Leetcode 270) Closest Binary Search Tree Value
in Algorithms
My solution
- 바이너리 새풀이
/**
* Definition for a binary tree node.
* public class TreeNode {
* int val;
* TreeNode left;
* TreeNode right;
* TreeNode() {}
* TreeNode(int val) { this.val = val; }
* TreeNode(int val, TreeNode left, TreeNode right) {
* this.val = val;
* this.left = left;
* this.right = right;
* }
* }
*/
class Solution {
double min=Double.MAX_VALUE;
int res=0;
public int closestValue(TreeNode root, double target) {
if(root==null){
return res;
}
if(min>Math.abs(root.val-target)){
res=root.val;
min=Math.abs(root.val-target);
}
if(root.val>=target){
return closestValue(root.left,target);
}else{
return closestValue(root.right,target);
}
}
}
Other Answer
- 엄청 깔쌈하게 풀엇넹..
/**
* Definition for a binary tree node.
* public class TreeNode {
* int val;
* TreeNode left;
* TreeNode right;
* TreeNode() {}
* TreeNode(int val) { this.val = val; }
* TreeNode(int val, TreeNode left, TreeNode right) {
* this.val = val;
* this.left = left;
* this.right = right;
* }
* }
*/
class Solution {
public int closestValue(TreeNode root, double target) {
int ret = root.val;
while(root != null){
if(Math.abs(target - root.val) < Math.abs(target - ret)){
ret = root.val;
}
root = root.val > target? root.left: root.right;
}
return ret;
}
}
오답
아니.. 트리는 null이 있을 수 있다는 사실을 잠깐 망각하고 있었다.
- if문 구조를 ㅈ같이 짬
- tmp = root.left해서 업데이트가 죽어도 안되게 해놓음.. 븅신인가.. tmp=tmp.left란다~
테스트 케이스 이거일 때 오류났다.
[1,null,2] 3.428571전체 코드
/**
* Definition for a binary tree node.
* public class TreeNode {
* int val;
* TreeNode left;
* TreeNode right;
* TreeNode() {}
* TreeNode(int val) { this.val = val; }
* TreeNode(int val, TreeNode left, TreeNode right) {
* this.val = val;
* this.left = left;
* this.right = right;
* }
* }
*/
class Solution {
public int closestValue(TreeNode root, double target) {
TreeNode tmp = root;
while(tmp.left!=null || tmp.right!=null){
double left = tmp.val;
double right = tmp.val;
double current = Math.abs(tmp.val-target);
if(tmp.left!=null){
left = Math.abs(target-tmp.left.val);
}
if(tmp.right!=null){
right = Math.abs(target-tmp.right.val);
}
if(current <left && current <right){
return tmp.val;
}else if(current>left){
tmp=root.left;
}else if(current<right){
//아 글구 여기 부등호 방향 잘못됨. CURRENT>RIGHT이어야한다.
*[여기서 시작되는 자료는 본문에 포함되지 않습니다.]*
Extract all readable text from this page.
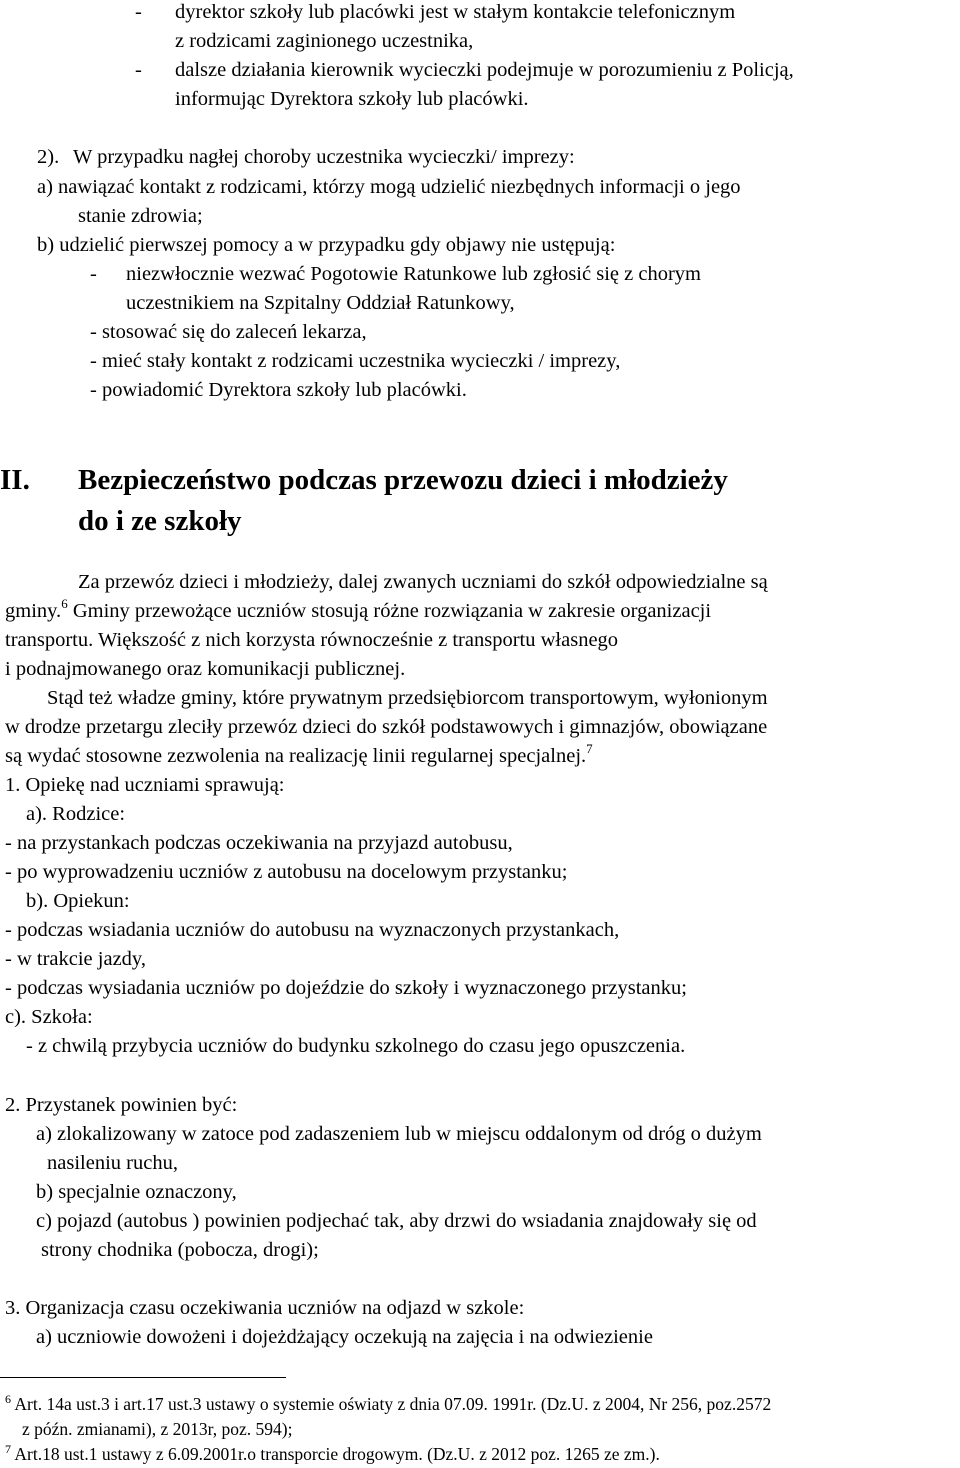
- dyrektor szkoły lub placówki jest w stałym kontakcie telefonicznym
z rodzicami zaginionego uczestnika,
- dalsze działania kierownik wycieczki podejmuje w porozumieniu z Policją,
informując Dyrektora szkoły lub placówki.
2). W przypadku nagłej choroby uczestnika wycieczki/ imprezy:
a) nawiązać kontakt z rodzicami, którzy mogą udzielić niezbędnych informacji o jego
stanie zdrowia;
b) udzielić pierwszej pomocy a w przypadku gdy objawy nie ustępują:
- niezwłocznie wezwać Pogotowie Ratunkowe lub zgłosić się z chorym
uczestnikiem na Szpitalny Oddział Ratunkowy,
- stosować się do zaleceń lekarza,
- mieć stały kontakt z rodzicami uczestnika wycieczki / imprezy,
- powiadomić Dyrektora szkoły lub placówki.
II. Bezpieczeństwo podczas przewozu dzieci i młodzieży
do i ze szkoły
Za przewóz dzieci i młodzieży, dalej zwanych uczniami do szkół odpowiedzialne są
gminy.$^6$ Gminy przewożące uczniów stosują różne rozwiązania w zakresie organizacji
transportu. Większość z nich korzysta równocześnie z transportu własnego
i podnajmowanego oraz komunikacji publicznej.
Stąd też władze gminy, które prywatnym przedsiębiorcom transportowym, wyłonionym
w drodze przetargu zleciły przewóz dzieci do szkół podstawowych i gimnazjów, obowiązane
są wydać stosowne zezwolenia na realizację linii regularnej specjalnej.$^7$
1. Opiekę nad uczniami sprawują:
a). Rodzice:
- na przystankach podczas oczekiwania na przyjazd autobusu,
- po wyprowadzeniu uczniów z autobusu na docelowym przystanku;
b). Opiekun:
- podczas wsiadania uczniów do autobusu na wyznaczonych przystankach,
- w trakcie jazdy,
- podczas wysiadania uczniów po dojeździe do szkoły i wyznaczonego przystanku;
c). Szkoła:
- z chwilą przybycia uczniów do budynku szkolnego do czasu jego opuszczenia.
2. Przystanek powinien być:
a) zlokalizowany w zatoce pod zadaszeniem lub w miejscu oddalonym od dróg o dużym
nasileniu ruchu,
b) specjalnie oznaczony,
c) pojazd (autobus ) powinien podjechać tak, aby drzwi do wsiadania znajdowały się od
strony chodnika (pobocza, drogi);
3. Organizacja czasu oczekiwania uczniów na odjazd w szkole:
a) uczniowie dowożeni i dojeżdżający oczekują na zajęcia i na odwiezienie
$^6$ Art. 14a ust.3 i art.17 ust.3 ustawy o systemie oświaty z dnia 07.09. 1991r. (Dz.U. z 2004, Nr 256, poz.2572
z późn. zmianami), z 2013r, poz. 594);
$^7$ Art.18 ust.1 ustawy z 6.09.2001r.o transporcie drogowym. (Dz.U. z 2012 poz. 1265 ze zm.).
//아.. 븅신인가root.right가 아니라tmp right이네
tmp=root.right;
}
}
return tmp.val;
}
}
오답 2 - 오답은 아닌데, binary search tree 가 무색하게 무식하게 풀음.
- 아래는 모든 노드를 탐색한, 이진탐색트리를 만들 필요도 없는 개꾸진 답안.
/**
* Definition for a binary tree node.
* public class TreeNode {
* int val;
* TreeNode left;
* TreeNode right;
* TreeNode() {}
* TreeNode(int val) { this.val = val; }
* TreeNode(int val, TreeNode left, TreeNode right) {
* this.val = val;
* this.left = left;
* this.right = right;
* }
* }
*/
class Solution {
Double closest;
int val ;
public int closestValue(TreeNode root, double target) {
closest = Double.MAX_VALUE;
//root가 null일수없다. 조건에서 null없음
val=0;
dfs(root,target);
return val;
}
public void dfs(TreeNode tmp,Double target){
double examine= Math.abs(tmp.val-target);
if(examine<closest){
closest=examine;
val = tmp.val;
}
if(tmp.left!=null){
dfs(tmp.left,target);
}
if(tmp.right!=null){
dfs(tmp.right,target);
}
}
}